Long-term drug therapy
With long-term therapy with olanzapine (up to 12 months), in order to prevent relapses in patients with bipolar disorders, there was an increase in body weight of >7% from the original (in 39.9% of patients). With longer therapy (more than 48 weeks), clinically significant changes were observed - increases in body weight, glucose concentration, total cholesterol/LDL/HDL or triglycerides. In adult patients who completed a 9-12 month course of treatment, an increase in mean blood glucose concentration was observed after approximately 6 months. Patients with risk factors for the development of concomitant diseases who are on long-term therapy with olanzapine need to be monitored by a specialist during the entire course of therapy.
Withdrawal syndrome
When olanzapine is stopped abruptly, very rarely (less than 0.01%) the following symptoms may develop: sweating, insomnia, tremor, anxiety, nausea or vomiting. When discontinuing the drug, a gradual dose reduction is recommended.
Use in children
Olanzapine is not recommended for use in children and adolescents under 18 years of age due to the lack of sufficient data on efficacy and safety. In short-term studies in patients 13 to 17 years of age, more significant increases in body weight and changes in lipid and prolactin concentrations were reported than in similar studies in adults (see section "Side Effects").
Causes of overdose
Overdose with Olanzapine is rare. It is caused by misuse or attempted suicide. Most often it occurs:
- In people with significant mental disorders who have easy access to the drug and may take too much of the dose.

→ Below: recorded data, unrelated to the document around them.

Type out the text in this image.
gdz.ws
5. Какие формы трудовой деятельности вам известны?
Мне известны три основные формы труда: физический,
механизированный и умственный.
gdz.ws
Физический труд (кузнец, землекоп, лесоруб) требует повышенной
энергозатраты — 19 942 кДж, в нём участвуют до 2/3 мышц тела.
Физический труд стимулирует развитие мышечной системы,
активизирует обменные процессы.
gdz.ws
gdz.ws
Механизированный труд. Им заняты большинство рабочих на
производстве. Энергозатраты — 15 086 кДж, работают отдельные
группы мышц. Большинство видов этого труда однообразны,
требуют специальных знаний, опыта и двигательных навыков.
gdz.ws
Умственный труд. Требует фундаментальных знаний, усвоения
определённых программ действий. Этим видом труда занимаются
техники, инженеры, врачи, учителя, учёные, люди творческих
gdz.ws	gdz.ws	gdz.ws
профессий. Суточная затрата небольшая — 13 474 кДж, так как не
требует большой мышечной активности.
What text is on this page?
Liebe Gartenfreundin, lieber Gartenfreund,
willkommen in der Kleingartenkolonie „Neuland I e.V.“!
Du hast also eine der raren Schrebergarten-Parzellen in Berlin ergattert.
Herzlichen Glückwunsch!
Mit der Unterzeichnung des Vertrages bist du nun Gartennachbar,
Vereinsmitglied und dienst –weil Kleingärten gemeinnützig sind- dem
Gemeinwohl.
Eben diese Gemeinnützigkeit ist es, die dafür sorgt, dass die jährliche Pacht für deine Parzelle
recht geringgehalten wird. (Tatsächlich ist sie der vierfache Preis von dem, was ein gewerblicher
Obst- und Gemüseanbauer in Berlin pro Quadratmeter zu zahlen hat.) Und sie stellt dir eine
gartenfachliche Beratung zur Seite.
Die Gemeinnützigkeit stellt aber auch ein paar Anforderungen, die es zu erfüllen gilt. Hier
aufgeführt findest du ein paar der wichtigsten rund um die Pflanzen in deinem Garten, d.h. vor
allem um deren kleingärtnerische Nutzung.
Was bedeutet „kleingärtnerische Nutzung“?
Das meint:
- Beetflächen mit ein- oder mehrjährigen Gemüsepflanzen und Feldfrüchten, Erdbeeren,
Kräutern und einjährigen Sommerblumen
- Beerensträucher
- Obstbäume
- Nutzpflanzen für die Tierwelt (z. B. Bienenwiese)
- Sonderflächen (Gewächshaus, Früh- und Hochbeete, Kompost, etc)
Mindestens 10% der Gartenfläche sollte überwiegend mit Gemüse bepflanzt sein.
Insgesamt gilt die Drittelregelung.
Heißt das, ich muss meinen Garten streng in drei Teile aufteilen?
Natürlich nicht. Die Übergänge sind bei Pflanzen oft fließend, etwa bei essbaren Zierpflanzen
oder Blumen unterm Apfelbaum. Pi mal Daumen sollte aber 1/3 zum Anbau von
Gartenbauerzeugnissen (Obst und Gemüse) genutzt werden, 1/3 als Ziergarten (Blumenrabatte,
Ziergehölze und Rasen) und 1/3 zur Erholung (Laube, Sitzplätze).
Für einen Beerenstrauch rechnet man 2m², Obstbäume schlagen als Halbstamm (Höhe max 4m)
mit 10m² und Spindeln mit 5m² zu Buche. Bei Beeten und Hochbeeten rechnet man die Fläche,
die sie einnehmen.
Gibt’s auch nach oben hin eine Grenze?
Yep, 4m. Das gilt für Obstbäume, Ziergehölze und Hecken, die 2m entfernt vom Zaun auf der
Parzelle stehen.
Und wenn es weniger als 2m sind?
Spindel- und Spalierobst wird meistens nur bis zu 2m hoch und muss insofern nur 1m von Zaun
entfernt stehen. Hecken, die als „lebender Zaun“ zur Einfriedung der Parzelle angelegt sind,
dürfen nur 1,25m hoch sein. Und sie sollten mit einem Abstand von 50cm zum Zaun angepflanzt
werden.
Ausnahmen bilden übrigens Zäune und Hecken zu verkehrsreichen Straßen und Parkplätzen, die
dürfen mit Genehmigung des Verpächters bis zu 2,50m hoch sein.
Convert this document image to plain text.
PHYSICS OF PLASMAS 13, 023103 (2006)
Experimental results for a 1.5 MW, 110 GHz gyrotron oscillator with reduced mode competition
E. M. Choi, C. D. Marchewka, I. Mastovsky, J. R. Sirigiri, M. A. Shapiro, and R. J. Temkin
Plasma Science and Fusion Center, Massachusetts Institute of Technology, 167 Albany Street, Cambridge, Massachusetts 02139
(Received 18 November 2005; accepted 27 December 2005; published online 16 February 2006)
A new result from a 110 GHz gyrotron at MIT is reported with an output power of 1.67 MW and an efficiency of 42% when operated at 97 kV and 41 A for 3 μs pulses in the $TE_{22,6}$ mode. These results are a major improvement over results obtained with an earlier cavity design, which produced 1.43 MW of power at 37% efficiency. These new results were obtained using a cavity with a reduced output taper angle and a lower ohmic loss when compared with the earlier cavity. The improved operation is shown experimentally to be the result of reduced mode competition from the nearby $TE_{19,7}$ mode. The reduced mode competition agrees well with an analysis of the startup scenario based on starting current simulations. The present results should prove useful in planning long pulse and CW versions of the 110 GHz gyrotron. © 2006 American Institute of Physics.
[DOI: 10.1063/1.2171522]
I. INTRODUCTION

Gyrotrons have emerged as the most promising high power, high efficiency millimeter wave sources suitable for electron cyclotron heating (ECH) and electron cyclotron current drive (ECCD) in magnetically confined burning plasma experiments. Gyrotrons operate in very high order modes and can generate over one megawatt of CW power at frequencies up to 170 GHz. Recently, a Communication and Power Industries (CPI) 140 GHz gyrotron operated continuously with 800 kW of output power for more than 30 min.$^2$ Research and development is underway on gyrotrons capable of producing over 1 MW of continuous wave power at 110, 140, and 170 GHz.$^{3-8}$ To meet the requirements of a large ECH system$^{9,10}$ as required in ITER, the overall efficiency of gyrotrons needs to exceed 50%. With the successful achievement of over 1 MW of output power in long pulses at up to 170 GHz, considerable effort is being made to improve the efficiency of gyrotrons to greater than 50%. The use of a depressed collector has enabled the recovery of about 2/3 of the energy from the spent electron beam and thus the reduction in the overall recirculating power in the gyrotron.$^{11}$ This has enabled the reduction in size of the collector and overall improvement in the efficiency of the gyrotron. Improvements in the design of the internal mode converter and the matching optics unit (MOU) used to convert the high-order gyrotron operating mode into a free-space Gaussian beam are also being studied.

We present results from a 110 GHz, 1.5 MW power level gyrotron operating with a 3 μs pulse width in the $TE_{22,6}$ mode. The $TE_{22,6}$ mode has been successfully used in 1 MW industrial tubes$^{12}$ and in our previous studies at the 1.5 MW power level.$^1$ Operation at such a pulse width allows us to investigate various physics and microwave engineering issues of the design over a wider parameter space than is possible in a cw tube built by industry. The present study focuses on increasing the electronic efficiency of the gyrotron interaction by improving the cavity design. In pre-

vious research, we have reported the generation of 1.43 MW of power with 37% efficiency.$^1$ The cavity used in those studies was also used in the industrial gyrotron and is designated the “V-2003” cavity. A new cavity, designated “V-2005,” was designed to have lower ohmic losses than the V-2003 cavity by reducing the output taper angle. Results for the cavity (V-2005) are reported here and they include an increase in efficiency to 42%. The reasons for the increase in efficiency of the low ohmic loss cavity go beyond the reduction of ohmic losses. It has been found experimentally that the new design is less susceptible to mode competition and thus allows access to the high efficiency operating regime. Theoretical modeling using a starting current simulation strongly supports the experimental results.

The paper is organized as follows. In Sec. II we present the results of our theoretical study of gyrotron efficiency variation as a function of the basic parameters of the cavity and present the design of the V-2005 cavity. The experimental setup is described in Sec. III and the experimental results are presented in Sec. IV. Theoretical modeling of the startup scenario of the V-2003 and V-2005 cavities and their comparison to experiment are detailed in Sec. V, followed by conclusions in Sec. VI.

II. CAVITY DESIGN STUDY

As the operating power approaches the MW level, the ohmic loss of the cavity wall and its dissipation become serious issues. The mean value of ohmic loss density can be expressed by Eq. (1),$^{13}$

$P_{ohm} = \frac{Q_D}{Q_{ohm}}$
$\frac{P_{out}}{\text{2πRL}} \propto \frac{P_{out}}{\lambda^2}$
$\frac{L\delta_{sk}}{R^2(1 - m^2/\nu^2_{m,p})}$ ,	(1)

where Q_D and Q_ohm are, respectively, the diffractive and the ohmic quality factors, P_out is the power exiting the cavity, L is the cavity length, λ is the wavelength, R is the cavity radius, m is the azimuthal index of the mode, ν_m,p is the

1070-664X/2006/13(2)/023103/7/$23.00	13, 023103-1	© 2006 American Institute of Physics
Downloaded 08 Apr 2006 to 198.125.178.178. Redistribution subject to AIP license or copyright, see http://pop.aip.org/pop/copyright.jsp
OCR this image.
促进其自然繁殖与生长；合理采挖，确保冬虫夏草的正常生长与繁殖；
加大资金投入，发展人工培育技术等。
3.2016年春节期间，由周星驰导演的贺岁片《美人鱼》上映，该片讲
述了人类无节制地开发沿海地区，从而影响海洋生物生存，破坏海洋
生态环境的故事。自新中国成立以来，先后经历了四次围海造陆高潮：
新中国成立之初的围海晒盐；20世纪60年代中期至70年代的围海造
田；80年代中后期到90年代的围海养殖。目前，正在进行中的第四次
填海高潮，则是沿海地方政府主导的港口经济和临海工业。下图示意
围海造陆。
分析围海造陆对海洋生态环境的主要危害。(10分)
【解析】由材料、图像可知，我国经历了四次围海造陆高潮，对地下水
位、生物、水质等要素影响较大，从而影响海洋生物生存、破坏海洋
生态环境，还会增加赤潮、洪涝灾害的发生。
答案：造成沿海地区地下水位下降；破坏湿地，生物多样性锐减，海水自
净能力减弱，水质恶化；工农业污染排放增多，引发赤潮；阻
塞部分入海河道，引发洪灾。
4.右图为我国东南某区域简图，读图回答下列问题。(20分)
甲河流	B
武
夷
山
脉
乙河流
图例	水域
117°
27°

- In elderly people, due to a decrease in metabolic rate, when the next dose is taken against the background of a still high concentration of the substance.
- In children, if parents or relatives take the drug as prescribed by a doctor and leave it in a visible place.
- In case of disruption of the liver and kidneys, as they take part in the removal of the drug and its metabolites from the body.
- Incorrect dosage when trying to self-medicate.
- Used by drug addicts for pleasure.
- Individual reaction of the body.
Sometimes a patient with severe depression may use the drug to attempt suicide. If a person has such a tendency, he should not have free access to the drug. Taking the drug should be strictly supervised by medical staff or relatives.
Signs of poisoning
Overdose caused by Ozalanpin has not been sufficiently studied. There is information about clinical studies conducted in which 67 people took part. Patients were specifically selected from those who accidentally or intentionally took too high a dose of the drug. One of the study patients took 300 mg of the drug, and he experienced severe drowsiness and speech inhibition. None of these people developed severe changes on the electrocardiogram and had normal laboratory values. Experts indicated the preservation of all vital functions in all subjects.